After that, the code creates easy-to-read labels combining the season, the artist’s rank, their name, and total hours played.

Finally, it prints out these labels so you get a clear, formatted list showing your seasonal favorite artists and how much you listened to them. This is a great way to understand how your music taste changes with the seasons!

In [None]:
import pandas as pd

# Copy your dataframe (assuming df has a datetime column 'ts')
df['ts'] = pd.to_datetime(df['ts'])

# Define a function to map month to season
def month_to_season(month):
   if month in [12, 1, 2]:
       return 'Winter'
   elif month in [3, 4, 5]:
       return 'Spring'
   elif month in [6, 7, 8]:
       return 'Summer'
   else:
       return 'Autumn'


# Add season column
df['season'] = df['ts'].dt.month.apply(month_to_season)

# Filter for a specific year if desired, e.g. 2024
df_2024 = df[df['ts'].dt.year == 2024].copy()

# Group by season and artist, summing listening time (ms_played)
season_artist = df_2024.groupby(
   ['season', 'master_metadata_album_artist_name']
)['ms_played'].sum().reset_index()

# Convert ms_played to hours
season_artist['hours_played'] = season_artist['ms_played'] / (1000 * 60 * 60)
season_artist['hours_played'] = season_artist['hours_played'].round(2)

# Sort by season and descending hours_played
season_artist_sorted = season_artist.sort_values(['season', 'hours_played'], ascending=[True, False])


# Rank artists within each season based on hours_played
season_artist_sorted['rank'] = season_artist_sorted.groupby('season')['hours_played'].rank(method='first', ascending=False)

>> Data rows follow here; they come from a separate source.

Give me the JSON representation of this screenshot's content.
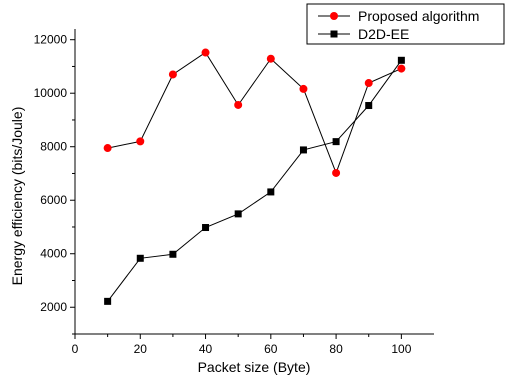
{
  "chart_data": {
    "type": "line",
    "xlabel": "Packet size (Byte)",
    "ylabel": "Energy efficiency (bits/Joule)",
    "xlim": [
      0,
      110
    ],
    "ylim": [
      1000,
      12400
    ],
    "x_ticks": [
      0,
      20,
      40,
      60,
      80,
      100
    ],
    "y_ticks": [
      2000,
      4000,
      6000,
      8000,
      10000,
      12000
    ],
    "grid": false,
    "legend_position": "top-right",
    "x": [
      10,
      20,
      30,
      40,
      50,
      60,
      70,
      80,
      90,
      100
    ],
    "series": [
      {
        "name": "Proposed algorithm",
        "marker": "circle",
        "color": "#ff0000",
        "values": [
          7950,
          8200,
          10700,
          11520,
          9560,
          11290,
          10160,
          7020,
          10380,
          10920
        ]
      },
      {
        "name": "D2D-EE",
        "marker": "square",
        "color": "#000000",
        "values": [
          2220,
          3830,
          3980,
          4980,
          5490,
          6310,
          7880,
          8190,
          9540,
          11230
        ]
      }
    ]
  }
}
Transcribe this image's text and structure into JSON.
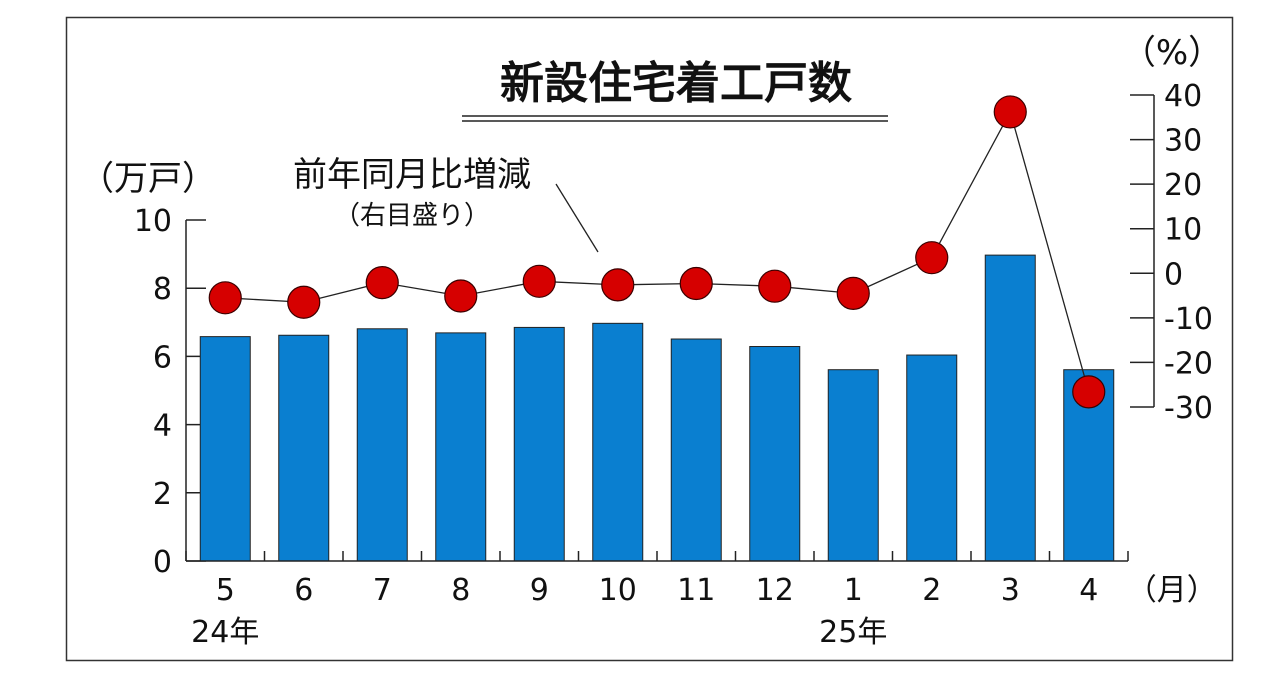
{
  "chart_data": {
    "type": "bar",
    "title": "新設住宅着工戸数",
    "categories": [
      "5",
      "6",
      "7",
      "8",
      "9",
      "10",
      "11",
      "12",
      "1",
      "2",
      "3",
      "4"
    ],
    "x_unit_label": "（月）",
    "year_labels": [
      {
        "text": "24年",
        "category": "5"
      },
      {
        "text": "25年",
        "category": "1"
      }
    ],
    "left_axis": {
      "unit_label": "（万戸）",
      "ylim": [
        0,
        10
      ],
      "ticks": [
        "0",
        "2",
        "4",
        "6",
        "8",
        "10"
      ]
    },
    "right_axis": {
      "unit_label": "（%）",
      "ylim": [
        -30,
        40
      ],
      "ticks": [
        "-30",
        "-20",
        "-10",
        "0",
        "10",
        "20",
        "30",
        "40"
      ]
    },
    "series": [
      {
        "name": "新設住宅着工戸数",
        "type": "bar",
        "axis": "left",
        "color": "#0a7fd0",
        "values": [
          6.58,
          6.62,
          6.81,
          6.69,
          6.85,
          6.97,
          6.51,
          6.29,
          5.61,
          6.04,
          8.97,
          5.61
        ]
      },
      {
        "name": "前年同月比増減",
        "sublabel": "（右目盛り）",
        "type": "line",
        "axis": "right",
        "color": "#d60000",
        "values": [
          -5.5,
          -6.5,
          -2.1,
          -5.1,
          -1.8,
          -2.6,
          -2.3,
          -2.9,
          -4.5,
          3.5,
          36.2,
          -26.6
        ]
      }
    ],
    "grid": false,
    "legend": "none"
  }
}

# Filter top N artists per season (e.g., top 3)
top_n = 3
top_season_artists = season_artist_sorted[season_artist_sorted['rank'] <= top_n].copy()


# Create formatted label with season, rank and artist name
top_season_artists['label'] = top_season_artists.apply(
   lambda x: f"{x['season']} Top {int(x['rank'])}: {x['master_metadata_album_artist_name']} ({x['hours_played']} hrs)",
   axis=1
)


# Print the formatted labels
for label in top_season_artists['label']:
   print(label)

By digging into your Spotify listening data from different angles — whether it’s total playtime, unique listening days, streaks, or seasonal favorites — you get a much richer picture of your music habits. This kind of exploration not only reveals what you listened to but also when and how consistently those songs and artists showed up in your life.

As you experiment with these analyses, you might discover surprising patterns or rediscover forgotten favorites that marked certain moments of your year. Music is deeply personal, and tracking your listening journey can be a fun way to reflect on your moods, routines, and even how the seasons influence your vibe.

So why stop here? Use these methods as a starting point to customize your own musical story. Share your findings, compare with friends, or even challenge yourself to shake up your playlists. After all, understanding your listening habits is the first step to making your soundtrack even more meaningful.

What trends do you see in your data? I’d love to hear about your own discoveries!